Замечательная работа Томаса Куна «Структура научных революций»13 посвящена закономерностям изменения когнитивных сред. Конкретно в ней идет речь о науке, однако ее значение намного шире. Легко видеть, что выявленные Куном закономерности свойственны самым различным средам почти независимо от их устройства.

Введенное Куном понятие парадигмы характеризует состояние когнитивной среды в некоторой данной науке на определенном этапе ее развития. Это этап зрелой науки, когда все исследователи в данной области разделяют одну и ту же картину мира, они примерно одинаково понимают, какие задачи заслуживают внимания и как они могут быть решены. На допарадигмальном этапе такая ясность еще не достигнута, а в период кризиса существующая парадигма перестает казаться удовлетворительной. Кризис заканчивается научной революцией, означающей победу новой парадигмы.

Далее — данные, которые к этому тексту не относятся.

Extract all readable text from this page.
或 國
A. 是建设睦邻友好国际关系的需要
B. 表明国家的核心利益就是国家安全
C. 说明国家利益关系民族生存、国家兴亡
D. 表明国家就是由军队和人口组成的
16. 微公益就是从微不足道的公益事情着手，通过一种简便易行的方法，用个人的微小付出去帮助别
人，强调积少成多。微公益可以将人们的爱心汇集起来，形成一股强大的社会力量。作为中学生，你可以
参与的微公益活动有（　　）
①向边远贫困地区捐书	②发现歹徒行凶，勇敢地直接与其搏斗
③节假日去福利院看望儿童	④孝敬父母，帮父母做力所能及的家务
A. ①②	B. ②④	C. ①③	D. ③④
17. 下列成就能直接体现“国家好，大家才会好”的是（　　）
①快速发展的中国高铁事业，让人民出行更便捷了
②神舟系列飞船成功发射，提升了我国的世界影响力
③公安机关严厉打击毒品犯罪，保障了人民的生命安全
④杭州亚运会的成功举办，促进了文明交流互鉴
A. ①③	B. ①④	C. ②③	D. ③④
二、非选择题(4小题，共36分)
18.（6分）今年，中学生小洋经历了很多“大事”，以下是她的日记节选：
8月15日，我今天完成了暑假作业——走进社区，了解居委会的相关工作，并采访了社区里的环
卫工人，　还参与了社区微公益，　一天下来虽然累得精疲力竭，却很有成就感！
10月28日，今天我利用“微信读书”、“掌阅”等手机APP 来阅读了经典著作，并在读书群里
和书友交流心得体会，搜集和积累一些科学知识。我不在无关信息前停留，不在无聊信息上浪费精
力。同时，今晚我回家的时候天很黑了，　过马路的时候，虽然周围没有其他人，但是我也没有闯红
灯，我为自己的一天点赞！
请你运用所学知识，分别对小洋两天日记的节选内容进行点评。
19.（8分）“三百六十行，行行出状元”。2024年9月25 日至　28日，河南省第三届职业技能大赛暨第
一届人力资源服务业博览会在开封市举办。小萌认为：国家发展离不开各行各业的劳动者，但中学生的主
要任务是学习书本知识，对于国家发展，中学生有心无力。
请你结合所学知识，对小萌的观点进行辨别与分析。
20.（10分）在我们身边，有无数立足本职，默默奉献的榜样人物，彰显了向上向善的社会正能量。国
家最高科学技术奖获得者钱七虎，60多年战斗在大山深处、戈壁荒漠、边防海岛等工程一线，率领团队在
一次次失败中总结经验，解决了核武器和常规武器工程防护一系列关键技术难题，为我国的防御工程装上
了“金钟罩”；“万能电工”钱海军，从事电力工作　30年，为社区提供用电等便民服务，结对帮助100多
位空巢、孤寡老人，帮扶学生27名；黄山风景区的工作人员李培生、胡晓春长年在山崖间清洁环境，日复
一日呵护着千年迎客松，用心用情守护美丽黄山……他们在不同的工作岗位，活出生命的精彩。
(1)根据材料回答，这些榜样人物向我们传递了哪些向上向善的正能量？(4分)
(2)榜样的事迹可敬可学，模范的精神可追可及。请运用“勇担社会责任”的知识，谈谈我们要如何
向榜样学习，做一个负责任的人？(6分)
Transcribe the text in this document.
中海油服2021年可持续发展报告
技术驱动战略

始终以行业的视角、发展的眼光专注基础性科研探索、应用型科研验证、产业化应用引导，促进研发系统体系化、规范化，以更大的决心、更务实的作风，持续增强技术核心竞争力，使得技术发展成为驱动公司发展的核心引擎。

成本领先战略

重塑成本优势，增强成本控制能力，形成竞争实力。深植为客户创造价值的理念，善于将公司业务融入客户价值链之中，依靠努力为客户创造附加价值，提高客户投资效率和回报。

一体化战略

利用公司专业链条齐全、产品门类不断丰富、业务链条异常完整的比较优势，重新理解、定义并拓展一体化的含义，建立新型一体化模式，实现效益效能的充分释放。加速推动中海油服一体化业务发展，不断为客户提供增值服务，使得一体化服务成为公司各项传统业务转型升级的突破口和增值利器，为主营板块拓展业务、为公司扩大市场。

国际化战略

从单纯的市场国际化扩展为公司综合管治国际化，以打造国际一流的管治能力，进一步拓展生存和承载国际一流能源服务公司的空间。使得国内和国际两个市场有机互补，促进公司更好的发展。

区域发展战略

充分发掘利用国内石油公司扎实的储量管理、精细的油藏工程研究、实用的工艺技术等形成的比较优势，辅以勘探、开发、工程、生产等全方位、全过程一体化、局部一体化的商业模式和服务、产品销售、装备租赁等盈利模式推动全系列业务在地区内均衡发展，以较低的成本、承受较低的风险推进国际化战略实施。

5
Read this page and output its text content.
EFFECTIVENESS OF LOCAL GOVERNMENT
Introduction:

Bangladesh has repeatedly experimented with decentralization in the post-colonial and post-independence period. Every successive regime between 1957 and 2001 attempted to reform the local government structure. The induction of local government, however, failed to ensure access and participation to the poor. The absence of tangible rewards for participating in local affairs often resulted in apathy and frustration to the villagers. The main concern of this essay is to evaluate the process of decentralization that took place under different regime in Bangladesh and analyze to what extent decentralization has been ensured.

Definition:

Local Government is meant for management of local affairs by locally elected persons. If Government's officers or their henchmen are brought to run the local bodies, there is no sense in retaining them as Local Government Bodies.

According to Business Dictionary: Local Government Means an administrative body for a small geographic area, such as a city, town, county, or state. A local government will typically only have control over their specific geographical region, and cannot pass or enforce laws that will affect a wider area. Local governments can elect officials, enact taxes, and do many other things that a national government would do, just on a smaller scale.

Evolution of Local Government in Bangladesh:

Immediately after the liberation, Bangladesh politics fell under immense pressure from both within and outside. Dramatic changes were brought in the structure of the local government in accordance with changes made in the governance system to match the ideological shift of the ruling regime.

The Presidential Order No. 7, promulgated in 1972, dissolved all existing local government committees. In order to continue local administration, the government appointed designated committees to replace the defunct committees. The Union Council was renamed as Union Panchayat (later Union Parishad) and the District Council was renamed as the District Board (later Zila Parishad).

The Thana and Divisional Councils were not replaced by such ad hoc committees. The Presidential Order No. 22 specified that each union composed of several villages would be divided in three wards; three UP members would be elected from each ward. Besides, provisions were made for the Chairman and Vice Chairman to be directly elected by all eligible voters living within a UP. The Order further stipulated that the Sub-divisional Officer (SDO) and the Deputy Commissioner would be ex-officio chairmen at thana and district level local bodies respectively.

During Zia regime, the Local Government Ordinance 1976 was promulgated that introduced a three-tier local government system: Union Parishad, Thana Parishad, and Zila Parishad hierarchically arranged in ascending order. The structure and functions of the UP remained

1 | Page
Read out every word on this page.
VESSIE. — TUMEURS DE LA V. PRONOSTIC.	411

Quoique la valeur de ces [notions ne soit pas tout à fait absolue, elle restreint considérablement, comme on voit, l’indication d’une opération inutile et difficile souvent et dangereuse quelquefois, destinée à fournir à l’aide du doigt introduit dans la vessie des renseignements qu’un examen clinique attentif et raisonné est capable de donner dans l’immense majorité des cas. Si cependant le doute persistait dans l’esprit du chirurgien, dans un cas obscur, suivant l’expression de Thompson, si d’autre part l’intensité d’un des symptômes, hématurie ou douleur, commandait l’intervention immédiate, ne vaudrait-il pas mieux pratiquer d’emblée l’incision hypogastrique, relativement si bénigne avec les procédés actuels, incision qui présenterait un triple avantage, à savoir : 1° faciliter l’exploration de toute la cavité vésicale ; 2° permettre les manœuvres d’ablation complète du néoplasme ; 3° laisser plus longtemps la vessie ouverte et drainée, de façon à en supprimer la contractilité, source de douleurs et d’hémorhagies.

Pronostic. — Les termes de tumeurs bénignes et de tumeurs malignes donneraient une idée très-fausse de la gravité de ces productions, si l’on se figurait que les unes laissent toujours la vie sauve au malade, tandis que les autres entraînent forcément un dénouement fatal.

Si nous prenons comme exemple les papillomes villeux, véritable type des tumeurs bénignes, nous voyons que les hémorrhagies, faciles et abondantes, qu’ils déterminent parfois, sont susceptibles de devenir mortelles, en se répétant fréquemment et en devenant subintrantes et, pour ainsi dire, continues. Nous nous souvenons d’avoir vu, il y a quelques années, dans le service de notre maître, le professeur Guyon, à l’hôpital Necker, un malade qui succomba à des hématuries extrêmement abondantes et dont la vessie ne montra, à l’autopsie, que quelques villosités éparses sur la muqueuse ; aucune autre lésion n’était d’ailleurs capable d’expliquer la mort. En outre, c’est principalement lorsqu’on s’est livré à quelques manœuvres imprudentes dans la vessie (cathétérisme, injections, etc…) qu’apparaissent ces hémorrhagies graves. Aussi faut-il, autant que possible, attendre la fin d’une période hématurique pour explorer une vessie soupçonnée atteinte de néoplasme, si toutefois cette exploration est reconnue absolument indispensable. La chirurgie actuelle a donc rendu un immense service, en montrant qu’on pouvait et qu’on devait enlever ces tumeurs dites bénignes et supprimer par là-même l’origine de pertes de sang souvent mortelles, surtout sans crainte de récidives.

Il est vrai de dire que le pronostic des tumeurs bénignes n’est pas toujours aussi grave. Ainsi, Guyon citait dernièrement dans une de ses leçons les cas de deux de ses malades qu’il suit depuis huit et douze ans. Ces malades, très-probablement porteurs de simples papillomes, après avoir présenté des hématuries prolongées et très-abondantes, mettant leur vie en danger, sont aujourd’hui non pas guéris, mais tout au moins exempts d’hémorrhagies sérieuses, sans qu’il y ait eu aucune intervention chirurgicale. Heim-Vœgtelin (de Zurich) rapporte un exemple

Кун начинает книгу с нескольких замечаний о роли истории в понимании науки. С одной стороны, взгляд на науку как на процесс, развертывающийся во времени, очень важен. С другой – понимание науки как кумулятивного процесса, как монотонного накопления фактов и теорий вызывает всё больше сомнений:

Если науку рассматривать как совокупность фактов, теорий и методов, собранных в находящихся в обращении учебниках, то в таком случае ученые — это люди, которые более или менее успешно вносят свою лепту в создание этой совокупности. Развитие науки при таком подходе — это постепенный процесс, в котором факты, теории и методы слагаются во все возрастающий запас достижений, представляющий собой научную методологию и знание. … Однако в последние годы некоторым историкам науки становится все более и более трудным выполнять те функции, которые им предписывает концепция развития науки через накопление. … чем дальше продвигается исследование, тем труднее, а отнюдь не легче бывает ответить на некоторые вопросы, например о том, когда был открыт кислород или кто первый обнаружил сохранение энергии. Постепенно у некоторых из них усиливается подозрение, что такие вопросы просто неверно сформулированы и развитие науки — это, возможно, вовсе не простое накопление отдельных открытий и изобретений. В то же время этим историкам все труднее становится отличать “научное” содержание прошлых наблюдений и убеждений от того, что их предшественники с готовностью называли “ошибкой” и “предрассудком”.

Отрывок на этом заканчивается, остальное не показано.